Medical Physics Research Center, Institute for Radiological Research, Chang Gung University and Chang Gung Memorial Hospital, Taoyuan 33302, Taiwan.
Department of Nuclear Medicine and Neuroscience Research Center, Chang Gung Memorial Hospital, Taoyuan 33302, Taiwan.
Biomed Res Int. 2017;2017:6753831. doi: 10.1155/2017/6753831. Epub 2017 Jun 5.
Over the past decade, image quality in low-dose computed tomography has been greatly improved by various compressive sensing- (CS-) based reconstruction methods. However, these methods have some disadvantages including high computational cost and slow convergence rate. Many different speed-up techniques for CS-based reconstruction algorithms have been developed. The purpose of this paper is to propose a fast reconstruction framework that combines a CS-based reconstruction algorithm with several speed-up techniques.
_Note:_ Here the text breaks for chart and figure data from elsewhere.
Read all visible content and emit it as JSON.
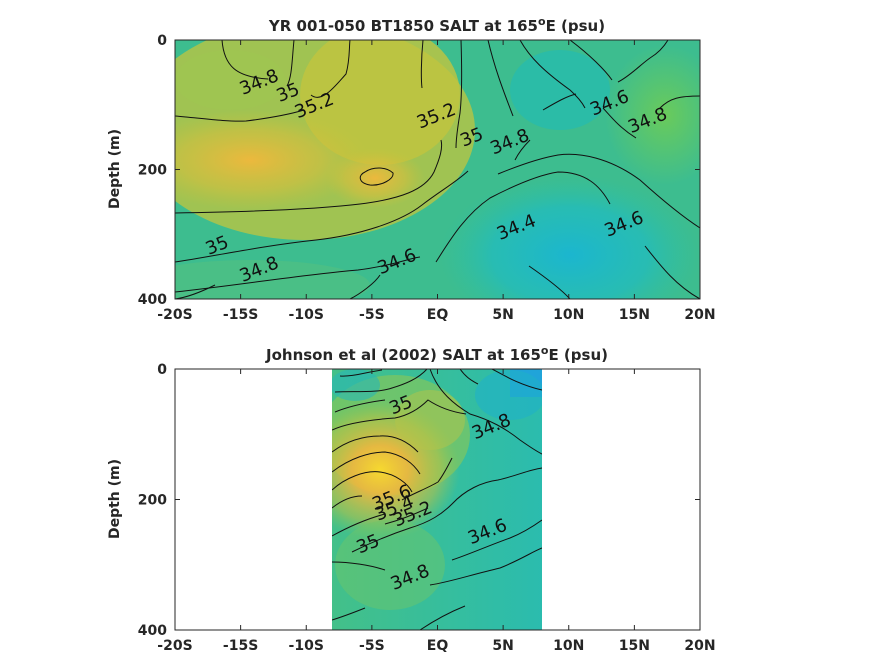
{
  "chart_data": [
    {
      "type": "contour",
      "title_main": "YR 001-050 BT1850 SALT at 165",
      "title_sup": "o",
      "title_end": "E (psu)",
      "ylabel": "Depth (m)",
      "xlim": [
        -20,
        20
      ],
      "ylim": [
        0,
        400
      ],
      "x_ticks": [
        -20,
        -15,
        -10,
        -5,
        0,
        5,
        10,
        15,
        20
      ],
      "x_tick_labels": [
        "-20S",
        "-15S",
        "-10S",
        "-5S",
        "EQ",
        "5N",
        "10N",
        "15N",
        "20N"
      ],
      "y_ticks": [
        0,
        200,
        400
      ],
      "y_tick_labels": [
        "0",
        "200",
        "400"
      ],
      "contour_labels": [
        {
          "text": "34.8",
          "x": -13.6,
          "y": 65
        },
        {
          "text": "35",
          "x": -11.4,
          "y": 81
        },
        {
          "text": "35.2",
          "x": -9.4,
          "y": 101
        },
        {
          "text": "35.2",
          "x": -0.1,
          "y": 117
        },
        {
          "text": "35",
          "x": 2.6,
          "y": 150
        },
        {
          "text": "34.8",
          "x": 5.5,
          "y": 157
        },
        {
          "text": "34.6",
          "x": 13.1,
          "y": 97
        },
        {
          "text": "34.8",
          "x": 16.0,
          "y": 124
        },
        {
          "text": "34.6",
          "x": 14.2,
          "y": 284
        },
        {
          "text": "34.4",
          "x": 6.0,
          "y": 289
        },
        {
          "text": "35",
          "x": -16.8,
          "y": 317
        },
        {
          "text": "34.8",
          "x": -13.6,
          "y": 354
        },
        {
          "text": "34.6",
          "x": -3.1,
          "y": 342
        }
      ]
    },
    {
      "type": "contour",
      "title_main": "Johnson et al (2002) SALT at 165",
      "title_sup": "o",
      "title_end": "E (psu)",
      "ylabel": "Depth (m)",
      "xlim": [
        -20,
        20
      ],
      "ylim": [
        0,
        400
      ],
      "data_extent_x": [
        -8,
        8
      ],
      "x_ticks": [
        -20,
        -15,
        -10,
        -5,
        0,
        5,
        10,
        15,
        20
      ],
      "x_tick_labels": [
        "-20S",
        "-15S",
        "-10S",
        "-5S",
        "EQ",
        "5N",
        "10N",
        "15N",
        "20N"
      ],
      "y_ticks": [
        0,
        200,
        400
      ],
      "y_tick_labels": [
        "0",
        "200",
        "400"
      ],
      "contour_labels": [
        {
          "text": "35",
          "x": -2.8,
          "y": 55
        },
        {
          "text": "34.8",
          "x": 4.1,
          "y": 88
        },
        {
          "text": "35.6",
          "x": -3.5,
          "y": 197
        },
        {
          "text": "35.4",
          "x": -3.3,
          "y": 213
        },
        {
          "text": "35.2",
          "x": -1.9,
          "y": 222
        },
        {
          "text": "35",
          "x": -5.3,
          "y": 268
        },
        {
          "text": "34.6",
          "x": 3.8,
          "y": 249
        },
        {
          "text": "34.8",
          "x": -2.1,
          "y": 319
        }
      ]
    }
  ]
}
First, total difference minimization (TDM) was implemented using the soft-threshold filtering (STF). Second, we combined TDM-STF with the ordered subsets transmission (OSTR) algorithm for accelerating the convergence. To further speed up the convergence of the proposed method, we applied the power factor and the fast iterative shrinkage thresholding algorithm to OSTR and TDM-STF, respectively.
Results obtained from simulation and phantom studies showed that many speed-up techniques could be combined to greatly improve the convergence speed of a CS-based reconstruction algorithm. More importantly, the increased computation time (≤10%) was minor as compared to the acceleration provided by the proposed method.
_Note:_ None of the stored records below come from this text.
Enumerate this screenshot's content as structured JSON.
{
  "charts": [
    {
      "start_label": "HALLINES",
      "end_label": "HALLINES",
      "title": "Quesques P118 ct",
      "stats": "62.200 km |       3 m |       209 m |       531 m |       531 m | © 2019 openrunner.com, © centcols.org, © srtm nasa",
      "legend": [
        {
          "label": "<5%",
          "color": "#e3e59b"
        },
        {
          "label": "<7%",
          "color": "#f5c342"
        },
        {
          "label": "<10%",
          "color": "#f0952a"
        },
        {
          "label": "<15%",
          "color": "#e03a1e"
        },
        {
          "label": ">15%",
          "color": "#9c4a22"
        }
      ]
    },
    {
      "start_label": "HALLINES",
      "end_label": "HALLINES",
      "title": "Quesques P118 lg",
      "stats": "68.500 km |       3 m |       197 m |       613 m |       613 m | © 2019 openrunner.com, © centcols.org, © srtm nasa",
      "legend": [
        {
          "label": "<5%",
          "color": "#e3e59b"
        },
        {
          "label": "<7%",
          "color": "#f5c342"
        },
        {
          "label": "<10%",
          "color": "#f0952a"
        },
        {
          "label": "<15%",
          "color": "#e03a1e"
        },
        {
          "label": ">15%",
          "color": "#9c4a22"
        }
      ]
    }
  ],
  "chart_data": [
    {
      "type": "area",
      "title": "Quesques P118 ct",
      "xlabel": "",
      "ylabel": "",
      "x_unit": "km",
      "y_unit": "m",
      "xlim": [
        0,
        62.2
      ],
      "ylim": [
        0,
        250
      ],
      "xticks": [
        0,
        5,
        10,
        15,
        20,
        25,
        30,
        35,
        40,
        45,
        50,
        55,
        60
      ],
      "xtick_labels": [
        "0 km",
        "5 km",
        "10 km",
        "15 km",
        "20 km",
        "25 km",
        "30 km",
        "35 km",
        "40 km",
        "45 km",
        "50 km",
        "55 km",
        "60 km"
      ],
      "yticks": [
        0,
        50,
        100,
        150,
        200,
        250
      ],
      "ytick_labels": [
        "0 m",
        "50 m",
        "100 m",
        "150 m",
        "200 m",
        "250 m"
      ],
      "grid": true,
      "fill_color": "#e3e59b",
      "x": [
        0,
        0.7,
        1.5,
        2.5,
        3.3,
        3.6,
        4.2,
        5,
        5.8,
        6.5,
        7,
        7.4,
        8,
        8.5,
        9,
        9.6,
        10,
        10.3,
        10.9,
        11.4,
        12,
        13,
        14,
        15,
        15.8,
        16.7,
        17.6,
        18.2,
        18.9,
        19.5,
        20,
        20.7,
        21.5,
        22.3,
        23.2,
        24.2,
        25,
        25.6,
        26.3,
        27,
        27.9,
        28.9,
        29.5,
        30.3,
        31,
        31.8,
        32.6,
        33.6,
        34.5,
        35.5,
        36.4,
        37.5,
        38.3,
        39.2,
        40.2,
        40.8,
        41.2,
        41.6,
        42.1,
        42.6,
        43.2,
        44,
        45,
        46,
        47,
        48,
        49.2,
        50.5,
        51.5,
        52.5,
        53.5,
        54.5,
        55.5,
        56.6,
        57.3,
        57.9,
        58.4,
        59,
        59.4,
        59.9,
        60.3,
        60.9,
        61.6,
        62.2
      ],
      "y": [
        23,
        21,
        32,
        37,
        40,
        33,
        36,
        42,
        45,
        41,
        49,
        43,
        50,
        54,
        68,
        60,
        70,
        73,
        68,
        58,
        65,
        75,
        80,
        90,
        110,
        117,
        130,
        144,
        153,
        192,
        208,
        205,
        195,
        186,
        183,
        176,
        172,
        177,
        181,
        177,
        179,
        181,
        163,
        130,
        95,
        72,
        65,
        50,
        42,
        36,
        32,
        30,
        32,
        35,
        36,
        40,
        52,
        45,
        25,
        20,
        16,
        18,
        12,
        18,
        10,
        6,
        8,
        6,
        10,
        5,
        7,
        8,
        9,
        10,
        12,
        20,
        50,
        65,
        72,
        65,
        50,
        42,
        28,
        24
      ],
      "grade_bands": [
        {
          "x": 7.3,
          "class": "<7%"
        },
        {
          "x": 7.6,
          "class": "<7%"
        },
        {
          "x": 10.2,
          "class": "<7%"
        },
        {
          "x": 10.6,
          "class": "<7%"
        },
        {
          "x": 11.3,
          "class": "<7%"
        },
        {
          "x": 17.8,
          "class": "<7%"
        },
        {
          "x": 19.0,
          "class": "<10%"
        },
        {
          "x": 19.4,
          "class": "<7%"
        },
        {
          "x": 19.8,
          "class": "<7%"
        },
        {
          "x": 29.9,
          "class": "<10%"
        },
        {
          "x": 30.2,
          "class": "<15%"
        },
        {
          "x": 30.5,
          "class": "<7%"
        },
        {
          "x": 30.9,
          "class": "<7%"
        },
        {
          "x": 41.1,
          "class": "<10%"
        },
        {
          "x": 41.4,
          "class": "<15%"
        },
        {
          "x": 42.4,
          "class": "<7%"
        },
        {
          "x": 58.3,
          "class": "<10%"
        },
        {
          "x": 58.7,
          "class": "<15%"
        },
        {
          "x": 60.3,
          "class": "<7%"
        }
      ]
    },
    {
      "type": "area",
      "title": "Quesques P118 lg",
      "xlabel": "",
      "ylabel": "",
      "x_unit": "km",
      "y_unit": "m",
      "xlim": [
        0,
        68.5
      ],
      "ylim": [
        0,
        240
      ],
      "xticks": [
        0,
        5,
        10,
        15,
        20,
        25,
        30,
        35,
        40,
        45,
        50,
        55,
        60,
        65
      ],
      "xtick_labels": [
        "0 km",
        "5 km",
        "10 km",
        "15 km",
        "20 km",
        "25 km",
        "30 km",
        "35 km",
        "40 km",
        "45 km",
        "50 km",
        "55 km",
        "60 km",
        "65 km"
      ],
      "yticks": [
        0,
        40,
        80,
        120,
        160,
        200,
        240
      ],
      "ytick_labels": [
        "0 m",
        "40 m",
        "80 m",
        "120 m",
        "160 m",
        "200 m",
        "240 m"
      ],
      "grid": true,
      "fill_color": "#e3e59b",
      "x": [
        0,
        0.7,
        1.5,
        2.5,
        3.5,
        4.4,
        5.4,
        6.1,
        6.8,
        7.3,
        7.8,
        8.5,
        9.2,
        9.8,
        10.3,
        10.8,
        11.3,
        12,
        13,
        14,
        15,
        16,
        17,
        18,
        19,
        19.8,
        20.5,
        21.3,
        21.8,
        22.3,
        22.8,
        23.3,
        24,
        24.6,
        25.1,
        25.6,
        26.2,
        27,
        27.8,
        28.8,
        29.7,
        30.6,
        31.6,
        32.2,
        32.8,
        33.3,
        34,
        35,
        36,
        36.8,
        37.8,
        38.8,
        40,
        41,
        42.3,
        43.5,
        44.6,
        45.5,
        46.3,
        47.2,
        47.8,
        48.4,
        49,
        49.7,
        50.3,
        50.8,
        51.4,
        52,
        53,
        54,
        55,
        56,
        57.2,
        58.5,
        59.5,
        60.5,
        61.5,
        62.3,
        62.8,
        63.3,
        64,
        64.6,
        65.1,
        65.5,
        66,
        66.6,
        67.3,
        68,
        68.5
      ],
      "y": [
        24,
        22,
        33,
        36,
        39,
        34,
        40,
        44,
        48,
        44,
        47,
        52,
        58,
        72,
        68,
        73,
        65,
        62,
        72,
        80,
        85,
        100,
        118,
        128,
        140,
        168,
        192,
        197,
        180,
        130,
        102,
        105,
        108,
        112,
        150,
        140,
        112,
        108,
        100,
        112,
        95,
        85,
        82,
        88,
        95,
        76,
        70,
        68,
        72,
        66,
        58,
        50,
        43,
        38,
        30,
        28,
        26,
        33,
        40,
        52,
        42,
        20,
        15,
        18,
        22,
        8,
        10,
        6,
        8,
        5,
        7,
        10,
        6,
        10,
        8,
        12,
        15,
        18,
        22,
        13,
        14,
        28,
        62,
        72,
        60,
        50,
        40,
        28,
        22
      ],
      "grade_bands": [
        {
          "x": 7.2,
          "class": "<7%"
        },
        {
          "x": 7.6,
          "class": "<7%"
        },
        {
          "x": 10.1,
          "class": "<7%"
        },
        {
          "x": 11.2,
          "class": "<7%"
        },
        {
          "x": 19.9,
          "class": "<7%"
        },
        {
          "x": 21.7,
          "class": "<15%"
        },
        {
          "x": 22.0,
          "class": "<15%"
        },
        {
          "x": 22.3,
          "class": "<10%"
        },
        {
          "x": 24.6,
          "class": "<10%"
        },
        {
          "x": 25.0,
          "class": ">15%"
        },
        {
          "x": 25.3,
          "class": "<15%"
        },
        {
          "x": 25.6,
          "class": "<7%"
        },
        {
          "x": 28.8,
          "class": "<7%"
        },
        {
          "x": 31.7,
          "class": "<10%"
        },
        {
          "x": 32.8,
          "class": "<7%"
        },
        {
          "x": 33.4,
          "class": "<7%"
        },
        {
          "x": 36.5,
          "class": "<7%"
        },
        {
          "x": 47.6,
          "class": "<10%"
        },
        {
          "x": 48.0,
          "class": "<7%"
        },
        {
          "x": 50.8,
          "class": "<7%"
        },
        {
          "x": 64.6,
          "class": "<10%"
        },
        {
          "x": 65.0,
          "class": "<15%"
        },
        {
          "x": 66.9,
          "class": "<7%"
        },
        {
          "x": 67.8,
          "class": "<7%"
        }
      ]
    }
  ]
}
In this paper, we have presented a CS-based reconstruction framework that combines several acceleration techniques. Both simulation and phantom studies provide evidence that the proposed method has the potential to satisfy the requirement of fast image reconstruction in practical CT.
在过去十年中,各种基于压缩感知(CS)的重建方法极大地提高了低剂量计算机断层扫描的图像质量。然而,这些方法存在一些缺点,包括计算成本高和收敛速度慢。已经开发了许多不同的基于 CS 的重建算法的加速技术。本文的目的是提出一种将基于 CS 的重建算法与几种加速技术相结合的快速重建框架。
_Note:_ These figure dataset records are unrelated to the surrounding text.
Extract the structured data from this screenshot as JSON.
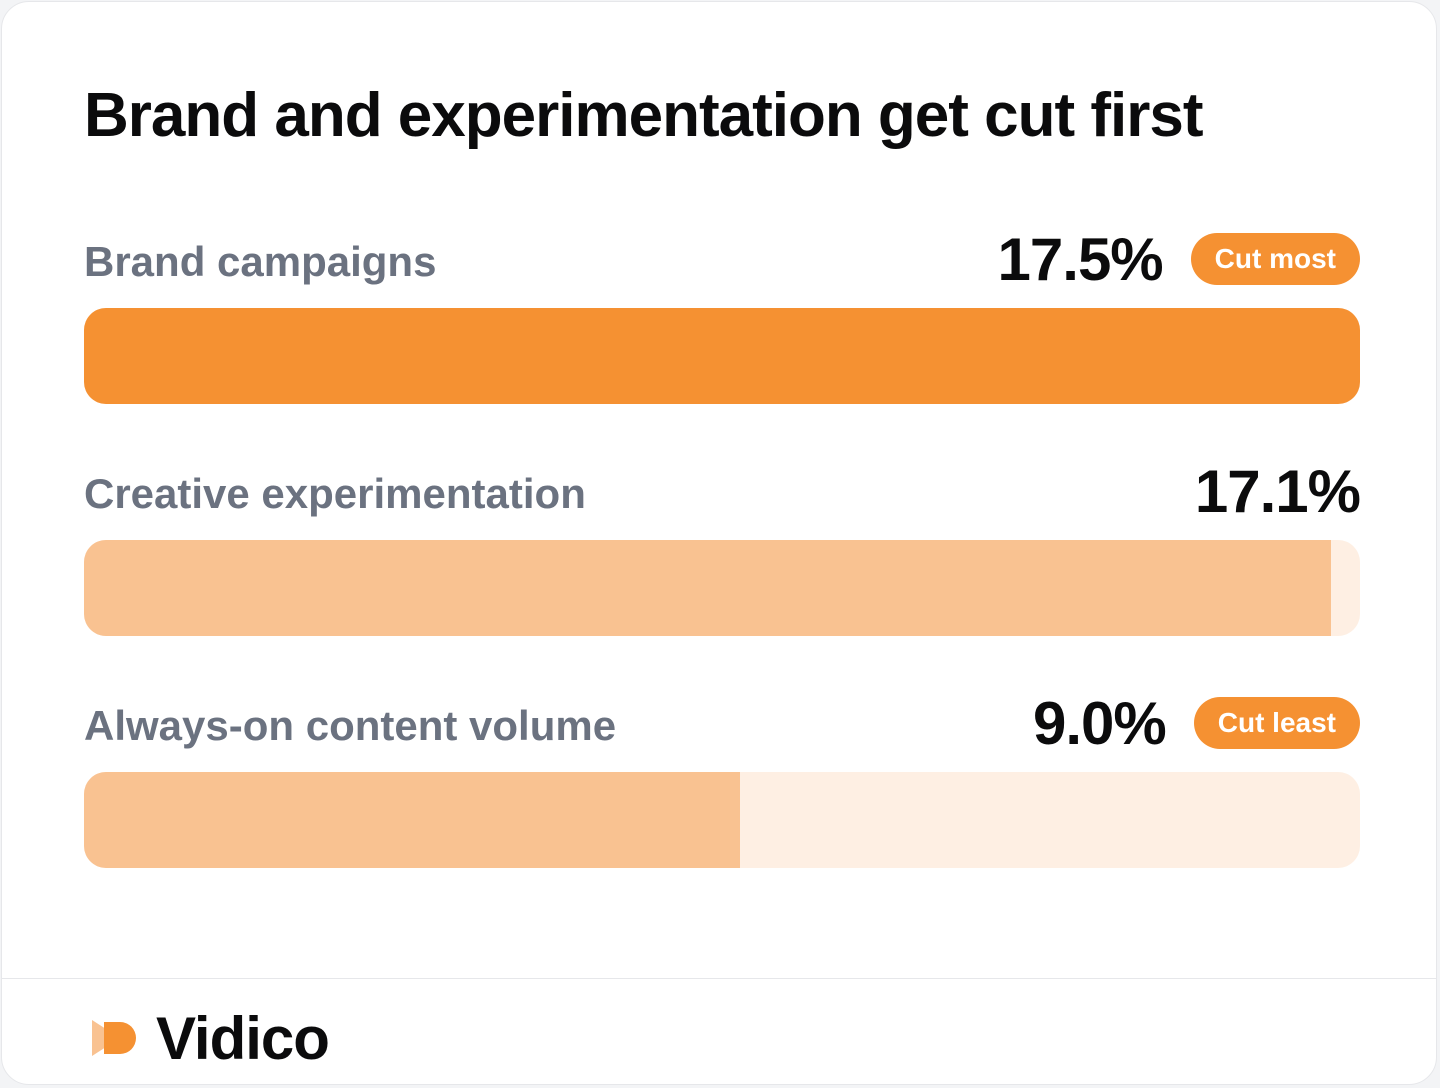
{
  "colors": {
    "accent": "#f59132",
    "fill_light": "#f9c291",
    "track": "#feefe3"
  },
  "chart_data": {
    "type": "bar",
    "orientation": "horizontal",
    "title": "Brand and experimentation get cut first",
    "categories": [
      "Brand campaigns",
      "Creative experimentation",
      "Always-on content volume"
    ],
    "values": [
      17.5,
      17.1,
      9.0
    ],
    "value_labels": [
      "17.5%",
      "17.1%",
      "9.0%"
    ],
    "badges": [
      "Cut most",
      "",
      "Cut least"
    ],
    "xlim": [
      0,
      17.5
    ],
    "grid": false,
    "legend": "none"
  },
  "footer": {
    "brand": "Vidico",
    "logo_icon": "vidico-logo-icon"
  }
}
首先,使用软阈值滤波(STF)实现全变差最小化(TDM)。其次,我们将 TDM-STF 与有序子集传输(OSTR)算法结合使用,以加速收敛。为了进一步加快所提出方法的收敛速度,我们分别将幂因子和快速迭代收缩阈值算法应用于 OSTR 和 TDM-STF。
模拟和体模研究的结果表明,可以结合许多加速技术来大大提高基于 CS 的重建算法的收敛速度。更重要的是,与所提出的方法提供的加速相比,增加的计算时间(≤10%)很小。
在本文中,我们提出了一种基于 CS 的重建框架,该框架结合了几种加速技术。模拟和体模研究均表明,所提出的方法具有满足实际 CT 中快速图像重建要求的潜力。